Intanto l’Inter lascia al Franchi due punti preziosi, il Milan avanza inesorabile spinto da Piatek, Gattuso e una difesa di ferro mentre la Roma insegue “disordinatamente” un posto Champions e attende il derby di sabato.

Juve vincente a Bologna, con fatica, Napoli vincente a Parma in scioltezza. Ancelotti si riscatta dopo qualche gara senza aver realizzato reti e ne rifila ben quattro ad un Parma troppo inferiore per accennare una reazione.

Preziosissimo pari della Spal col Sassuolo, Chievo e Frosinone sempre più vicine al baratro della B.

Ecco le nostre pagelle del lunedì.

10: GATTUSO. E’ riuscito in pochi mesi a trasformare lo scetticismo in adorazione e non è poco in una piazza che ha fischiato un totem come Maldini. Il suo Milan è una macchina perfetta: pericolosissima in attacco e molto difficile da perforare. E’ l’alba di uno nuovo “guru” dela panchina.

9: MILIK. Ecco il vero Milik, finalmente. Altri due gol (bellissimi) a Parma e una sicurezza in campo che lo rende riferimento tecnico e non solo. Il Napoli ci ha visto giusto due anni fa, giocatore potente e di classe. Nuovo Ibra.

8: MAZZARRI. La sua lunga carriera è stata contraddistinta spesso da un gioco sparagnino e poco spettacolare ma il tecnico toscano ha sempre centrato gli obiettivi anche quando erano ai limiti del possibile. L’annata del Torino sotto la sua gestione è finora perfetta, squadra solidissima e con velleità europee concrete. King Walter.

7: MURIEL. Le qualità tecniche del colombiano sono da top player assoluto. Non gli manca davvero nulla e il gioiello su punizione contro l’Inter è da far vedere, e rivedere, nelle scuole calcio. Una spanna sopra tutti.

6: CIANO. E’ il folletto di Frosinone, un concentrato di rapidità e tecnica che forse potrebbe tornare utile anche a qualche big del campionato. Al momento è a quota 7 gol come Belotti e Dzeko, “big surprise”.

5: GASPERINI. E’ da un paio di partite che non fa vedere la bellissima squadra di qualche settimana orsono e, infatti, sono arrivate due sconfitte. Forse con un po’ di umiltà in più, e più difesa, qualche punto si può fare anche in momenti come questi. Zemaniano.

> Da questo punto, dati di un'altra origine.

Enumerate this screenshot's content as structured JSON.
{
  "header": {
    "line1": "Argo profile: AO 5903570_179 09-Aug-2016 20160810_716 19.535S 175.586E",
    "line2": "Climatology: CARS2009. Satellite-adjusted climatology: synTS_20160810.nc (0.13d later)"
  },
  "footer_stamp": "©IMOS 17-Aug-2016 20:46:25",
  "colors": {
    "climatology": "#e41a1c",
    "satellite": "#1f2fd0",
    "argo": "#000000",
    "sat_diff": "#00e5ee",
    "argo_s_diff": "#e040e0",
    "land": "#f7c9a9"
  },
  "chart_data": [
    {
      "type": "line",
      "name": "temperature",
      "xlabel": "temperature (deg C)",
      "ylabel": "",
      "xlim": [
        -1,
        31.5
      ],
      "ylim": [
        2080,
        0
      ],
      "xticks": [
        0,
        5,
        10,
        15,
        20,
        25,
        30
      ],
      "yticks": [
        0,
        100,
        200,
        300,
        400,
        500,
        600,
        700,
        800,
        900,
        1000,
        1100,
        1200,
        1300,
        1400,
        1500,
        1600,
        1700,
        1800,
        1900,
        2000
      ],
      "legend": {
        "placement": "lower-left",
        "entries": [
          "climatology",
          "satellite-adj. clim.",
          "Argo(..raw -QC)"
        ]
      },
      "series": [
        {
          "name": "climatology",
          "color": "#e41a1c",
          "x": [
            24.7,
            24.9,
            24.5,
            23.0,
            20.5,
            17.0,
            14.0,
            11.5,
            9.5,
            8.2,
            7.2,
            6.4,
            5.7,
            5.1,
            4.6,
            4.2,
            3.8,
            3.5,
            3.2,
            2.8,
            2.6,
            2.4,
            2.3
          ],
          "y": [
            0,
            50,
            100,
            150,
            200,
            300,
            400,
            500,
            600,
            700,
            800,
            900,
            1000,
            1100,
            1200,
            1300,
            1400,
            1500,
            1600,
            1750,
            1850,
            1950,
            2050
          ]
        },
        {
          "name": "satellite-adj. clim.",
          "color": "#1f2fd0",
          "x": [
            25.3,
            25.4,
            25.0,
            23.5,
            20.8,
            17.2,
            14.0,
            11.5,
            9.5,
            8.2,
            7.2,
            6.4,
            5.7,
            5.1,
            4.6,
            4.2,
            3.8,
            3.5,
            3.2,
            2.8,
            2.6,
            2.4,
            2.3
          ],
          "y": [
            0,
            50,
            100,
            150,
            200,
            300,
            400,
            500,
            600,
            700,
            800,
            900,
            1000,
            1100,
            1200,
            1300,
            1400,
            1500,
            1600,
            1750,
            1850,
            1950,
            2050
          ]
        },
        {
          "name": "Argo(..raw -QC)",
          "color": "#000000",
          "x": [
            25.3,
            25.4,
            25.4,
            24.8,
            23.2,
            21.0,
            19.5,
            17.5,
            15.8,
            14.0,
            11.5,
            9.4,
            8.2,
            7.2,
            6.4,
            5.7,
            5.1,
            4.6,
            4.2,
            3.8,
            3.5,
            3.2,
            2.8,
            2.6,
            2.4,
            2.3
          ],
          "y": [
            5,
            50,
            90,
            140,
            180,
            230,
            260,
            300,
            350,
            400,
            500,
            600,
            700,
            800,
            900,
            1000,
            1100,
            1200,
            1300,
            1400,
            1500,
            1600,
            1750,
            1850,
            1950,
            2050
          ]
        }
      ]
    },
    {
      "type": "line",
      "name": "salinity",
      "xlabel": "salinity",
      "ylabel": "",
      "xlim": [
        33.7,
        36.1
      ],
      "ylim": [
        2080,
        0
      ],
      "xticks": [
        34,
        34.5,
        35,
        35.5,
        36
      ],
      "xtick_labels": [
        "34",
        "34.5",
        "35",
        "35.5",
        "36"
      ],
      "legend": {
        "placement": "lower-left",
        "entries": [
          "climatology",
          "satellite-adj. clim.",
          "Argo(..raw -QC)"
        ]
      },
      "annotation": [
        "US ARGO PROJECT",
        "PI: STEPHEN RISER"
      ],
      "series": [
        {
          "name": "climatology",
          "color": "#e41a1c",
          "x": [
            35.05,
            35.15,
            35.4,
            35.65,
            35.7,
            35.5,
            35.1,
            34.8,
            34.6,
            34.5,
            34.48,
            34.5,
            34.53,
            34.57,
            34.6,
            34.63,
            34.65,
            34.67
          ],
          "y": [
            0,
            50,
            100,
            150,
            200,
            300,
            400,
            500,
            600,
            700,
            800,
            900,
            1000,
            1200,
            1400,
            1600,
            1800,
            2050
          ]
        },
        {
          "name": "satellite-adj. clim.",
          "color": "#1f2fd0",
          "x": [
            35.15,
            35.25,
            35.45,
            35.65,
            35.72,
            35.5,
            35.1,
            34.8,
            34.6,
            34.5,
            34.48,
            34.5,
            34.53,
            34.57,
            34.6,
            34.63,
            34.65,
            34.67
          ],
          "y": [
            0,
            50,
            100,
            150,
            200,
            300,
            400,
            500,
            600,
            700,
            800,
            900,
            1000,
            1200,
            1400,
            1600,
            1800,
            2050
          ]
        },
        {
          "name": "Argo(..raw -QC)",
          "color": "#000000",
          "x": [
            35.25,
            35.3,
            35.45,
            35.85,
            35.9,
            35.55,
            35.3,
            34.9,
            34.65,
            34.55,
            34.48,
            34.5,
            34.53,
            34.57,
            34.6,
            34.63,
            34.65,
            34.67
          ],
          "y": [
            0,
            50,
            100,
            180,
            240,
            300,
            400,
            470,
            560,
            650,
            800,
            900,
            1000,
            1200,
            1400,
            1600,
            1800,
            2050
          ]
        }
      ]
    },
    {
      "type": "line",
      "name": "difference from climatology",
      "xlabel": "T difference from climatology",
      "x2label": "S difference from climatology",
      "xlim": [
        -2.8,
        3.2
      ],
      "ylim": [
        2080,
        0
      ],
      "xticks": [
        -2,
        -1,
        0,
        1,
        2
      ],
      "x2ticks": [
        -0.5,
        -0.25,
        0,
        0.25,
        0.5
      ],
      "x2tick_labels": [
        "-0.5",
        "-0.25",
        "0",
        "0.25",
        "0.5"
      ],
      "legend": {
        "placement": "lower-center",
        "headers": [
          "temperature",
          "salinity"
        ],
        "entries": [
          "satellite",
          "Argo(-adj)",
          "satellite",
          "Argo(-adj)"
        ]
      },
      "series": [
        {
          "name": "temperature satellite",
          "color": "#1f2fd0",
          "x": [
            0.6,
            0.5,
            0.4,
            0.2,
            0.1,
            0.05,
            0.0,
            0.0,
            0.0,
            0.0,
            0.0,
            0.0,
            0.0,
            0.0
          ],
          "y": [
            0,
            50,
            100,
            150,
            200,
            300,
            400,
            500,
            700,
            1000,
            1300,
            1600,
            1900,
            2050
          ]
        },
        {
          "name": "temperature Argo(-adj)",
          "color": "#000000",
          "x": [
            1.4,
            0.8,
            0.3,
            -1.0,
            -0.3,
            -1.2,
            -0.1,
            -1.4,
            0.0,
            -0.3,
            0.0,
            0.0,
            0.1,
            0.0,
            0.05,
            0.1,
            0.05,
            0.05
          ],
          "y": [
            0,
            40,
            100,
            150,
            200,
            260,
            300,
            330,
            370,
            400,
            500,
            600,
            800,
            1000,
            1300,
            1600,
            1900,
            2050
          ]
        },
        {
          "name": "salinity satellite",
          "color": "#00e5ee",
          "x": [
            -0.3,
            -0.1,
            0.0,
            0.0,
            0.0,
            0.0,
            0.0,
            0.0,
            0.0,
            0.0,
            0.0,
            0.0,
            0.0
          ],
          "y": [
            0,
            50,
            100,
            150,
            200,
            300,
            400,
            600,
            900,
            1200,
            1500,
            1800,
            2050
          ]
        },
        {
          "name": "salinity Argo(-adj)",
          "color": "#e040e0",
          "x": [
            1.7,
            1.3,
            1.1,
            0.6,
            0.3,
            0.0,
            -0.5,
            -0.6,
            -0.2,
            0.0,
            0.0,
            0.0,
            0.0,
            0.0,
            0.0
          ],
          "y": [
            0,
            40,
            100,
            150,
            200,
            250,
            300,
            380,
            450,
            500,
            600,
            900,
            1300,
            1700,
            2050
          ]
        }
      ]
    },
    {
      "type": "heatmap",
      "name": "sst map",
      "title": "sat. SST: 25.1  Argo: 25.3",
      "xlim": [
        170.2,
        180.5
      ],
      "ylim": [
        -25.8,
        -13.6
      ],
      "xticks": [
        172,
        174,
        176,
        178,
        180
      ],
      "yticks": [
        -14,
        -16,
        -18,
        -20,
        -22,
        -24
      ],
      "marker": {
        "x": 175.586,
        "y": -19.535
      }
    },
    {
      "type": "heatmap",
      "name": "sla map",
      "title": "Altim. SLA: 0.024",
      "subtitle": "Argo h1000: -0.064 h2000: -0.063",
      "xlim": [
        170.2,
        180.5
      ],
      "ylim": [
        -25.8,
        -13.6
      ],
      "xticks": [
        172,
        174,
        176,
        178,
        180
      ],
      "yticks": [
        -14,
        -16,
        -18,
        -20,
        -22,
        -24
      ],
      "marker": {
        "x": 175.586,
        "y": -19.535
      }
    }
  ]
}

4: RONALDO. A Bologna è stato fra i peggiori della Juve. Un piccolo calo di forma ci può stare ma non ci sta quell’atteggiamento in campo da “eterna vittima” o da “malmenato” che si contorce ad ogni contatto.

3: BELOTTI. Il Toro va a gonfie vele eppure il suo centravanti non segna mai. Il lavoro “sporco” è importantissimo per la squadra ma l’attaccante principe della settima in classifica non può restare fermo a 7 reti in campionato come fosse un buon centrocampista dall’inserimento facile. Gallo spennacchiato.

2: PJACA. Ennesima prestazione scialba per il croato, ennesima gara senza reti. E’ vero che Pioli gli dà poco spazio ma è pur vero che il credito di chiunque alla lunga si esaurisce quando non si danno adeguate risposte. Flop definitivo.

1: ICARDI + NARA. Continua il braccio di ferro con la società e non si è ancora capito che questa situazione nuoce a tutti, Icardi in primis. Basterebbe un po’ di orgoglio in meno e far parlare il campo per mettere tutto a posto eppure non ci sono ancor segnali in tal senso. Muro contro muro.

0: ABISSO + VAR. Quanto accaduto a Firenze ha dell’inquietante, e non è un’esagerazione. Il fischio di Abisso in occasione dell’azione di Chiesa ci sta ma quello che non è comprensibile è ritenere comunque fallo da rigore il (presunto) contatto col braccio di D’Ambrosio dopo aver visto l’azione al monitor con tanto di ralenty e fermo immagine. Il VAR è uno strumento utile nelle mani giuste altrimenti si rischia di sprofondare nell’ “Abisso”.